It’s not often that a car can claim to be a rare version of an already rare base, but that’s exactly what this Rolls-Royce Silver Seraph is. The Last of Line variant (known as the LoL, before it meant what it does now) not only represented the winding up of Seraph production - it was the end of the Vickers-owned Rolls-Royce era. The Seraph LoL was the final car to launch before BMW took control and transformed the company with the Phantom VII. The Seraph is the last of the old-school Rollers; but in 2021, might that be a good thing?
This is especially true when the car in question has 5,900 miles on the clock. This LoL (it never stops being funny) could very well be the lowest right-hand drive Seraph out there. There were only 170 of the final editions made, of which just 49 were right-hand drive. Big old Rolls like this are generally solid beasts, not least because with a naturally aspirated 5.4-litre M73 BMW V12 under the bonnet offering 326hp and 361lb ft of torque, the oily bits are nicely under-stressed. This was deliberately so, as Bentley – at that time Rolls’ sister brand – could pursue a more sporting path with its twin-turbo, M62 V8-powered Arnage. A car that shared a platform and bodywork with the Seraph.
The Seraph was very clearly the silky-smooth cruiser, not interested in big numbers but rather wafting to the maximum, with a cushy ride and a cabin trimmed in the finest leathers, wood veneers and, if you were in the back, cushions. This ultra-low mileage car looks appropriately fresh and clean inside, with back seats that are especially inviting. You’re supposed to be driven in a Roller, after all – if you wanted to do the driving, the Arnage was the car for you. Those preferring to relax in spacious, glamourous surroundings (you even get a C-pillar internal mirror to fix up your hair), would be best served by the Seraph. That said, by 1998, tastes were changing.

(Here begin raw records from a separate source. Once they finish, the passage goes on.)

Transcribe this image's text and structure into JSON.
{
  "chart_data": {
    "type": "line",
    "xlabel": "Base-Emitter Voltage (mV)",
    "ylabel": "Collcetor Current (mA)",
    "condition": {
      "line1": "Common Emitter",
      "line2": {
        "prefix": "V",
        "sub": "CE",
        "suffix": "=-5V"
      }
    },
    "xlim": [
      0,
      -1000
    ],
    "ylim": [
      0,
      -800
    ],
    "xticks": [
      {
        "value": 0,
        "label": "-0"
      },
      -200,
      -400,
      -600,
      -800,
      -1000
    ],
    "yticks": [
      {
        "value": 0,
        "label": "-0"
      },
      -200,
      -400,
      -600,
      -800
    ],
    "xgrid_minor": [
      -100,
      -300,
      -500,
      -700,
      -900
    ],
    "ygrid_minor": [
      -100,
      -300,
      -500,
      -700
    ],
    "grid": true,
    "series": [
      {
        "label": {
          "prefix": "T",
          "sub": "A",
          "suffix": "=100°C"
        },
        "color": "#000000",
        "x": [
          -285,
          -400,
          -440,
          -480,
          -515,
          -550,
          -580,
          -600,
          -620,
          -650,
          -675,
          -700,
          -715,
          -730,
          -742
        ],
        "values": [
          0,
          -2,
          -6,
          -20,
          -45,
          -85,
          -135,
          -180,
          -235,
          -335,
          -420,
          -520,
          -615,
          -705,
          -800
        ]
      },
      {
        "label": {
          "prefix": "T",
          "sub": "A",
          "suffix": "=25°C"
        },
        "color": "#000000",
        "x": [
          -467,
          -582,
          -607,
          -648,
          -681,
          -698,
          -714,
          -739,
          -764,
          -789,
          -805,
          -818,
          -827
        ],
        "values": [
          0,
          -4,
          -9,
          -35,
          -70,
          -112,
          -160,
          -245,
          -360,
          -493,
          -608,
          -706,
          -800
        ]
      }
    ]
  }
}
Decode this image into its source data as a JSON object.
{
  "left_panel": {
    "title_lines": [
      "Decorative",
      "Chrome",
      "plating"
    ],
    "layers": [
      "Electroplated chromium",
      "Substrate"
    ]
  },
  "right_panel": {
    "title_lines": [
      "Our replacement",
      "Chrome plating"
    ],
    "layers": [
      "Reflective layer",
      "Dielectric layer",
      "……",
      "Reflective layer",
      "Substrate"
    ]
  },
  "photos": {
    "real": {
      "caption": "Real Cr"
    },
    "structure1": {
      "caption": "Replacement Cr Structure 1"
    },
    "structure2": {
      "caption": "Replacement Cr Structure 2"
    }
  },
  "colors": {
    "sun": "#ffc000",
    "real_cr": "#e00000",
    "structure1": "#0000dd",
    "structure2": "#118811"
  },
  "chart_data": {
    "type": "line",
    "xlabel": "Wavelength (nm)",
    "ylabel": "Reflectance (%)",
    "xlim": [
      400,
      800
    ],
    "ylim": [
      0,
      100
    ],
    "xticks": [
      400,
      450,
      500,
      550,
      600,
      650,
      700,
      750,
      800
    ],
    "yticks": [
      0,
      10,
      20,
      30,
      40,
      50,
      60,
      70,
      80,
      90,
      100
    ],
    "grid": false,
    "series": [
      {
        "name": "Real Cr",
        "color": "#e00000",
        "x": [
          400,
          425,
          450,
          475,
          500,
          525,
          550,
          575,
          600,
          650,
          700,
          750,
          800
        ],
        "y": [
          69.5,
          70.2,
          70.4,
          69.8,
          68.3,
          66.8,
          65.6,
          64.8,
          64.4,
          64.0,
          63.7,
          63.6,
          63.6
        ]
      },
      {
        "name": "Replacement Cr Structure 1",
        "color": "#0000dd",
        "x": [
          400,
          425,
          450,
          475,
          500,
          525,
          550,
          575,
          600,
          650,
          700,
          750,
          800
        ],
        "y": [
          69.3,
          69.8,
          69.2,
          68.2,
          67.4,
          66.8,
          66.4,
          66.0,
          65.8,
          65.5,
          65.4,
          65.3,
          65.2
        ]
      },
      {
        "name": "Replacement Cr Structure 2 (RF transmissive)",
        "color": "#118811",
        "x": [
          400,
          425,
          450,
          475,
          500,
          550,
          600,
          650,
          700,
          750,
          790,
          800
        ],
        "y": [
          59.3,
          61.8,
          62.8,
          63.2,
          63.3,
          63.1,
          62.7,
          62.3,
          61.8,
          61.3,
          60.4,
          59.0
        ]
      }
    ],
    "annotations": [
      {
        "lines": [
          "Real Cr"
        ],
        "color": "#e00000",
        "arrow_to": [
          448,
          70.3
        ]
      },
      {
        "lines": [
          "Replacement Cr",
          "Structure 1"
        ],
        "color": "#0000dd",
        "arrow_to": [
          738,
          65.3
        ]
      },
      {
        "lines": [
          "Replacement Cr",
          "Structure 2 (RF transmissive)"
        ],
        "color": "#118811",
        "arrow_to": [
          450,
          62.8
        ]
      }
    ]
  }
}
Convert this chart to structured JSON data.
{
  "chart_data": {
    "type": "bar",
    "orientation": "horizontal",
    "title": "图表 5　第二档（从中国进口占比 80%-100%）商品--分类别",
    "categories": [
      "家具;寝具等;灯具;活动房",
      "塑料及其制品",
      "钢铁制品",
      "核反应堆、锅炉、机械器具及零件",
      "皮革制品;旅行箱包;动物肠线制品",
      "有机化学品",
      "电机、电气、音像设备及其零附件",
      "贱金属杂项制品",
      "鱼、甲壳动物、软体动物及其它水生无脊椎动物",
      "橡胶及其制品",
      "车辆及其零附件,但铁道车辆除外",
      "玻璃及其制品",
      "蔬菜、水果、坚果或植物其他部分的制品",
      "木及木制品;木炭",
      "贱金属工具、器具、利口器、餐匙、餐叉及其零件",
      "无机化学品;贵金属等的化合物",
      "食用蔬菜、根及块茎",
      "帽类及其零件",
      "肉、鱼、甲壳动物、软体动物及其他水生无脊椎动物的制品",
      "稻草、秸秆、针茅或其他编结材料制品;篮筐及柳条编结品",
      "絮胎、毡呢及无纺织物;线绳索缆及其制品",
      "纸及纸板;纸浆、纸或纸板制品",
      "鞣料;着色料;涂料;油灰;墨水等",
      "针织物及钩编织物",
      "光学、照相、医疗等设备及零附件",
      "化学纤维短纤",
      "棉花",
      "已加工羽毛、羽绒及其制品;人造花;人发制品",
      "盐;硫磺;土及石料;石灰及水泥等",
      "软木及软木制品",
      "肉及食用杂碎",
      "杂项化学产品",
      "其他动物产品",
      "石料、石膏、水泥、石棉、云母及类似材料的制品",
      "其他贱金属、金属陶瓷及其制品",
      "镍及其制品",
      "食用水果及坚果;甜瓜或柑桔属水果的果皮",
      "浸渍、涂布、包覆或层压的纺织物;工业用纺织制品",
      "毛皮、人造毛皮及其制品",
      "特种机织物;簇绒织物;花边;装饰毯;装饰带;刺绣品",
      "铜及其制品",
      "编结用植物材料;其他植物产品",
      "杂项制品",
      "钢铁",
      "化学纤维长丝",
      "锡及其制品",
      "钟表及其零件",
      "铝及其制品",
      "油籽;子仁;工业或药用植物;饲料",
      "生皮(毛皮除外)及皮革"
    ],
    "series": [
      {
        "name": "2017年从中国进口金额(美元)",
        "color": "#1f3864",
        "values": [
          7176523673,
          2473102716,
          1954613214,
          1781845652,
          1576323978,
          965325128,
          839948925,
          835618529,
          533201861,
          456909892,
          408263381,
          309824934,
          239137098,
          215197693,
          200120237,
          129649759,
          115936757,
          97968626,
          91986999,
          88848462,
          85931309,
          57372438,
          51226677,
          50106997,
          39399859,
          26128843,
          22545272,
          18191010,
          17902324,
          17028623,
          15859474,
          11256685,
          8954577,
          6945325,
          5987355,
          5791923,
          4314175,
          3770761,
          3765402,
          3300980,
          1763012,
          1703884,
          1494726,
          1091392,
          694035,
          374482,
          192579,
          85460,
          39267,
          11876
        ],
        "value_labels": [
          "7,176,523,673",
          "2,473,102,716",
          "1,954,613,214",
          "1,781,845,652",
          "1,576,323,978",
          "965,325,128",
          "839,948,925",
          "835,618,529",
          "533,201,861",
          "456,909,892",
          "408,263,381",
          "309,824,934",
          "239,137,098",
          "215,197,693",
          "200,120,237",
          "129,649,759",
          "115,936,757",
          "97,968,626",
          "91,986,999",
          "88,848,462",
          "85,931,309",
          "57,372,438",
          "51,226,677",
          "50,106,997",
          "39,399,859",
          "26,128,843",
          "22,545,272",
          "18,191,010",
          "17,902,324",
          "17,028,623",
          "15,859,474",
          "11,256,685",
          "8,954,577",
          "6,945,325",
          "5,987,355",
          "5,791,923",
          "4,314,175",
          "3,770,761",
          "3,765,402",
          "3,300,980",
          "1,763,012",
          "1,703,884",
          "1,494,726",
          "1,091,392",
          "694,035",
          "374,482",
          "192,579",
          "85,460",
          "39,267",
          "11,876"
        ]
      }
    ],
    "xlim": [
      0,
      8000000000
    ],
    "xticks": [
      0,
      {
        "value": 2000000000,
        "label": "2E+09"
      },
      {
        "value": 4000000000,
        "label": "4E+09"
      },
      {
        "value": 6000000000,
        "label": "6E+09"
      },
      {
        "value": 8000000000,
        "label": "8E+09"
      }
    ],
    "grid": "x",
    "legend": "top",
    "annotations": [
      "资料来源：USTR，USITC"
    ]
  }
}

With BMW’s purchase of Rolls (which, don’t forget, very nearly became a VW brand, before being split from Bentley) the Seraph was to bow out of production just four years after its arrival. A true luxury saloon had proven far less popular than the fast but still plush Arnage, which inspired VW to keep up the trend to some extent with the Continental GT. BMW, with its newly acquired R-R, decided to add performance and better handling into the equation with the 21st century Phantom, leaving the Seraph to look very much like a product of the last century. But, as said earlier, through a 2020s lens, that’s not necessarily a bad thing.
In a car with so few miles on the clock and such a seemingly perfect condition, this Silver Seraph LoL is now as much a modern classic as it is a cut-price way to access Rolls-Royce greatness. ‘Cut-price’ being used as a relative term, because while £85k for a nearly-new Roller sounds good, that much for a car that in slightly less perfect form can be had for half that figure might not be such an easy sell. But clearly, this car isn’t going to end up with someone looking for a hard bargain but rather one of the loveliest ways to be carriage from A to B. Certainly, this is a car that can cater to that request a hundred times over. It’s also a significant part of British automotive history, an end-of-an-era special for one of the country’s oldest and most revered brands that still holds appeal 20 years later. Even if it is called a LoL.